A year hence the country could be in the midst of a rough but, apart from longer-run budget issues, arguably stable transition to Obamacare’s Medicaid expansion and income-based subsidies for low-to-middle income people who are not offered prescribed minimum health coverage through work.  Or the system could be collapsing under its own weight, with significant action required, and a pitched battle over whether fixes should entail even greater government control of health care and insurance or a more limited, market-oriented approach.   We’ll learn a lot in the next few months about which outcome is more likely.               
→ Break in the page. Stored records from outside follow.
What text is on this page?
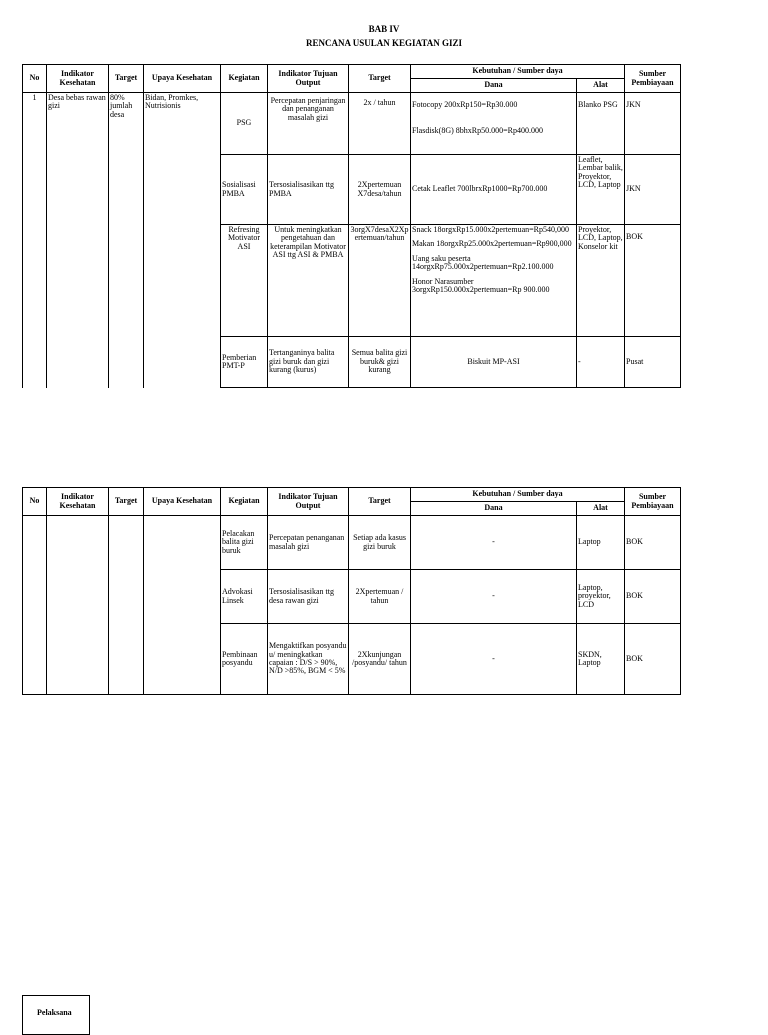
BAB IV
RENCANA USULAN KEGIATAN GIZI
No	Indikator Kesehatan	Target	Upaya Kesehatan	Kegiatan	Indikator Tujuan Output	Target	Kebutuhan / Sumber daya		Sumber Pembiayaan
							Dana	Alat	
1	Desa bebas rawan gizi	80% jumlah desa	Bidan, Promkes, Nutrisionis	PSG	Percepatan penjaringan dan penanganan masalah gizi	2x / tahun	Fotocopy 200xRp150=Rp30.000
Flasdisk(8G) 8bhxRp50.000=Rp400.000	Blanko PSG	JKN
				Sosialisasi PMBA	Tersosialisasikan ttg PMBA	2Xpertemuan X7desa/tahun	Cetak Leaflet 700lbrxRp1000=Rp700.000	Leaflet, Lembar balik, Proyektor, LCD, Laptop	JKN
				Refresing Motivator ASI	Untuk meningkatkan pengetahuan dan keterampilan Motivator ASI ttg ASI & PMBA	3orgX7desaX2Xpertemuan/tahun	Snack 18orgxRp15.000x2pertemuan=Rp540,000
Makan 18orgxRp25.000x2pertemuan=Rp900,000
Uang saku peserta 14orgxRp75.000x2pertemuan=Rp2.100.000
Honor Narasumber 3orgxRp150.000x2pertemuan=Rp 900.000	Proyektor, LCD, Laptop, Konselor kit	BOK
				Pemberian PMT-P	Tertanganinya balita gizi buruk dan gizi kurang (kurus)	Semua balita gizi buruk& gizi kurang	Biskuit MP-ASI	-	Pusat
No	Indikator Kesehatan	Target	Upaya Kesehatan	Kegiatan	Indikator Tujuan Output	Target	Kebutuhan / Sumber daya		Sumber Pembiayaan
							Dana	Alat	
				Pelacakan balita gizi buruk	Percepatan penanganan masalah gizi	Setiap ada kasus gizi buruk	-	Laptop	BOK
				Advokasi Linsek	Tersosialisasikan ttg desa rawan gizi	2Xpertemuan / tahun	-	Laptop, proyektor, LCD	BOK
				Pembinaan posyandu	Mengaktifkan posyandu u/ meningkatkan capaian : D/S > 90%, N/D >85%, BGM < 5%	2Xkunjungan /posyandu/ tahun	-	SKDN, Laptop	BOK
Pelaksana
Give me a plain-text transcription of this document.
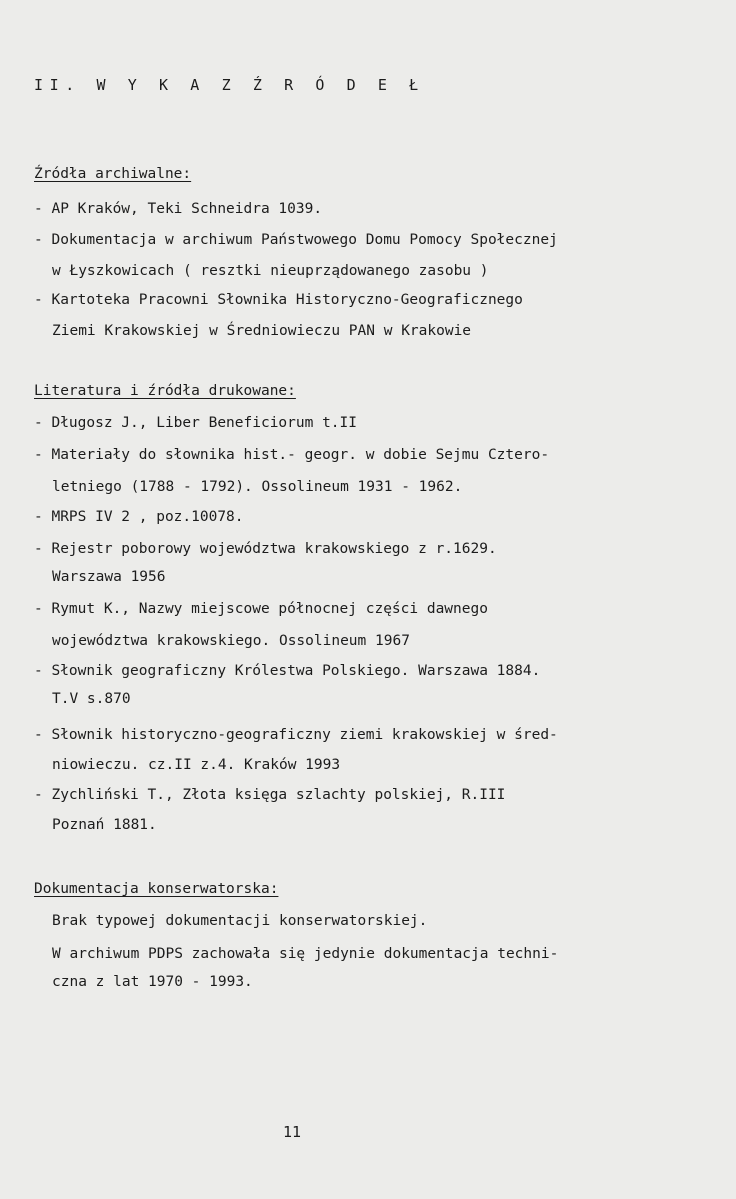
II. W Y K A Z Ź R Ó D E Ł
Źródła archiwalne:
- AP Kraków, Teki Schneidra 1039.
- Dokumentacja w archiwum Państwowego Domu Pomocy Społecznej
w Łyszkowicach ( resztki nieuprządowanego zasobu )
- Kartoteka Pracowni Słownika Historyczno-Geograficznego
Ziemi Krakowskiej w Średniowieczu PAN w Krakowie
Literatura i źródła drukowane:
- Długosz J., Liber Beneficiorum t.II
- Materiały do słownika hist.- geogr. w dobie Sejmu Cztero-
letniego (1788 - 1792). Ossolineum 1931 - 1962.
- MRPS IV 2 , poz.10078.
- Rejestr poborowy województwa krakowskiego z r.1629.
Warszawa 1956
- Rymut K., Nazwy miejscowe północnej części dawnego
województwa krakowskiego. Ossolineum 1967
- Słownik geograficzny Królestwa Polskiego. Warszawa 1884.
T.V s.870
- Słownik historyczno-geograficzny ziemi krakowskiej w śred-
niowieczu. cz.II z.4. Kraków 1993
- Zychliński T., Złota księga szlachty polskiej, R.III
Poznań 1881.
Dokumentacja konserwatorska:
Brak typowej dokumentacji konserwatorskiej.
W archiwum PDPS zachowała się jedynie dokumentacja techni-
czna z lat 1970 - 1993.
11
Delaying the individual mandate is not that simple

Many conservatives and now apparently some Democrats are pressing to delay the individual mandate for a year in response to the chaotic roll out of the new online health insurance marketplaces (a.k.a. exchanges).

A few observations:

  • Considerable uncertainty exists about the extent to which the mandate will encourage previously uninsured, younger and healthier people to sign up for coverage, especially in view of the relatively small penalties for not signing up for 2014.  But delaying the mandate would certainly lead to some reduction in younger/healthier take-up of coverage, with some increase in the average costs of covering people who sign up, and it would amplify the already high degree of uncertainty about the magnitude of take-up and claim costs.
  • Insurance companies approved for providing coverage through the exchanges developed their medical cost projections and premiums under the assumption that the mandate would be in effect.  They were pressed vigorously by the federal and some state governments for low premium rates, which led some companies to withdraw or stay away.
  • Delaying the mandate would lead to some increase in insurers’ costs of providing coverage in relation to their projected claim costs and agreed premium rates.
  • Rational insurance company executives, whether of for-profit or not-for-profit entities, might wish to reprice coverage if the mandate were delayed, which hardly seems feasible, or perhaps consider withdrawing from the exchanges, assuming that would be legal.  Threatening to withdraw would be politically risky.  The insurers (or shareholders of for-profit entities) might have to take one for the team.
  • There might be more than meets the eye to the President’s meeting with health insurance executives.